Install the user service from the repo copy:

mkdir -p ~/.config/systemd/user ~/.config/sage-router
cp systemd/sage-router.service ~/.config/systemd/user/sage-router.service
cp systemd/sage-router.env.example ~/.config/sage-router/sage-router.env
# edit ~/.config/sage-router/sage-router.env for your machine
systemctl --user daemon-reload
systemctl --user enable --now sage-router.service

Notes:

  • the repo unit is now env-driven and does not hardcode your home path, Node version, or workspace location
  • set SAGE_ROUTER_HOME to the actual repo path on your machine
  • optionally set SAGE_ROUTER_PATH_PREFIX if your Python, Node, or Dario bins are not already on PATH

If an Anthropic provider is detected and Dario is not installed yet, install Dario first:

Service

systemctl --user status sage-router
systemctl --user restart sage-router
journalctl --user -u sage-router -f   # live logs

Docker production notes

  • Docker image includes Node, Python, Sage Router, and @askalf/dario.
  • Mount host Dario credentials as ~/.dario:/root/.dario for Anthropic-compatible Claude routing.
  • Enable llama.cpp classifier sidecar with docker compose --profile classifier up -d and SAGE_ROUTER_INTENT_CLASSIFIER_ENABLED=1.
  • Production classifier flags: SAGE_ROUTER_INTENT_CLASSIFIER_PROVIDER=llamacpp, SAGE_ROUTER_INTENT_CLASSIFIER_BASE_URL=http://llamacpp-classifier:8080, SAGE_ROUTER_INTENT_CLASSIFIER_MODEL=classifier.

Router profiles

Sage Router supports named routing profiles in router-profiles.json next to router.py.
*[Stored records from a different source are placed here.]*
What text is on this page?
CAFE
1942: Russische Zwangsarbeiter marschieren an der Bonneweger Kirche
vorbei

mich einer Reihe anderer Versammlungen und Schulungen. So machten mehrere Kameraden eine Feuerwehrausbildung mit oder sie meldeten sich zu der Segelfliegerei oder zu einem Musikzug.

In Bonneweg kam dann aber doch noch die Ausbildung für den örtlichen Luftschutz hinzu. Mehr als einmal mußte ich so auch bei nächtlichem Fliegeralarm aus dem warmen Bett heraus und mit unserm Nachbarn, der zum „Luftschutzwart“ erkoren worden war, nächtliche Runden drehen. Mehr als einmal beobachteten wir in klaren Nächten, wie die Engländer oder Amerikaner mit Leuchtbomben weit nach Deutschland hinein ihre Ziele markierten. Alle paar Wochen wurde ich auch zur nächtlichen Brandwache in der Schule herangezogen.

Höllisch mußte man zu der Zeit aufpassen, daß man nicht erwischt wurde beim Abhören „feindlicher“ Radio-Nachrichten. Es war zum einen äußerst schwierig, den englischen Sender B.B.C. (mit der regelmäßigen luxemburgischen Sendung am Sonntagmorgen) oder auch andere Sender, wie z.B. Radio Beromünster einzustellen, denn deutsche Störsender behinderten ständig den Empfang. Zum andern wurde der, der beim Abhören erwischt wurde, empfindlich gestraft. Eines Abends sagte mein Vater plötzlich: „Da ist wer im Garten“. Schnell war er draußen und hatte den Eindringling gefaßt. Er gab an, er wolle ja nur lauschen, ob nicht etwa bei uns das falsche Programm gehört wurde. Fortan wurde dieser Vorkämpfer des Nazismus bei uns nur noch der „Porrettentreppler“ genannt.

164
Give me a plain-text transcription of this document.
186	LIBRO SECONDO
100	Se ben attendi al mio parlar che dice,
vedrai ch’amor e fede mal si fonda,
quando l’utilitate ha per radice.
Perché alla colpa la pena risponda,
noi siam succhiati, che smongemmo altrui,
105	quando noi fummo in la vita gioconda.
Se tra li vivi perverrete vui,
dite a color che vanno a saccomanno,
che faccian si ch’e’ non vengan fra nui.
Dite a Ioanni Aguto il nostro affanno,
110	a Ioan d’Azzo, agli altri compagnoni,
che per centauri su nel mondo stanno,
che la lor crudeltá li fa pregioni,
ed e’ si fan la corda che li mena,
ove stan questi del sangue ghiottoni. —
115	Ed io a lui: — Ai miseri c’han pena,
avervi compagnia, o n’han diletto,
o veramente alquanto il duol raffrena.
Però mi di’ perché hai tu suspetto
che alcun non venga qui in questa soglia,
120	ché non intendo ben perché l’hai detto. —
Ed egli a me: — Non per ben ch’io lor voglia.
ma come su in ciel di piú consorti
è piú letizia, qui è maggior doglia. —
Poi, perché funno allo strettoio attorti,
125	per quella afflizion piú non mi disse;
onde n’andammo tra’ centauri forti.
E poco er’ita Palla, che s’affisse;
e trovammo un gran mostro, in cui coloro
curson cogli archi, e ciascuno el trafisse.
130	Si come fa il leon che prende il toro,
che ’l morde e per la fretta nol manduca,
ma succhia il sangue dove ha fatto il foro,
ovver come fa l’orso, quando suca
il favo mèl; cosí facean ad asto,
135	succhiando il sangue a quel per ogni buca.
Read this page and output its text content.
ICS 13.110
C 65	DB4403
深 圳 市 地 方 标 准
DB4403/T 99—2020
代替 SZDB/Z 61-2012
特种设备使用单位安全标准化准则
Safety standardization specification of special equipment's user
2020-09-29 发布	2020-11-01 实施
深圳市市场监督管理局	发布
Request a profile with any of:

  • model: "sage-router/<profile>"
  • model: "<profile>"
  • top-level profile, routerProfile, or sageRouterProfile

Profile fields currently supported:

  • route: fast, balanced, best, local-first, realtime
  • thinking: low, medium, high
  • capability/quality flags: requiresQuality, requiresReasoning, requiresTools, frontierLargeOnly, frontierOrReasoningTools, suppressIntermediateToolText, qualitySensitive, reasoning, tools, preferTools, json, vision, document, longContext
  • constraints: allowProviders, denyProviders, allowModels, denyModels, minParamsB

Current profiles:

  • frontier: default high-quality frontier routing profile. Forces best/high, reasoning, quality-sensitive, suppresses tool-call narration, and blocks tiny/free filler models.
  • frontier-large: strict frontier-large-only routing.
  • fast-local: low-latency local-first routing.
  • coding-max: high-thinking code route with weak model exclusions.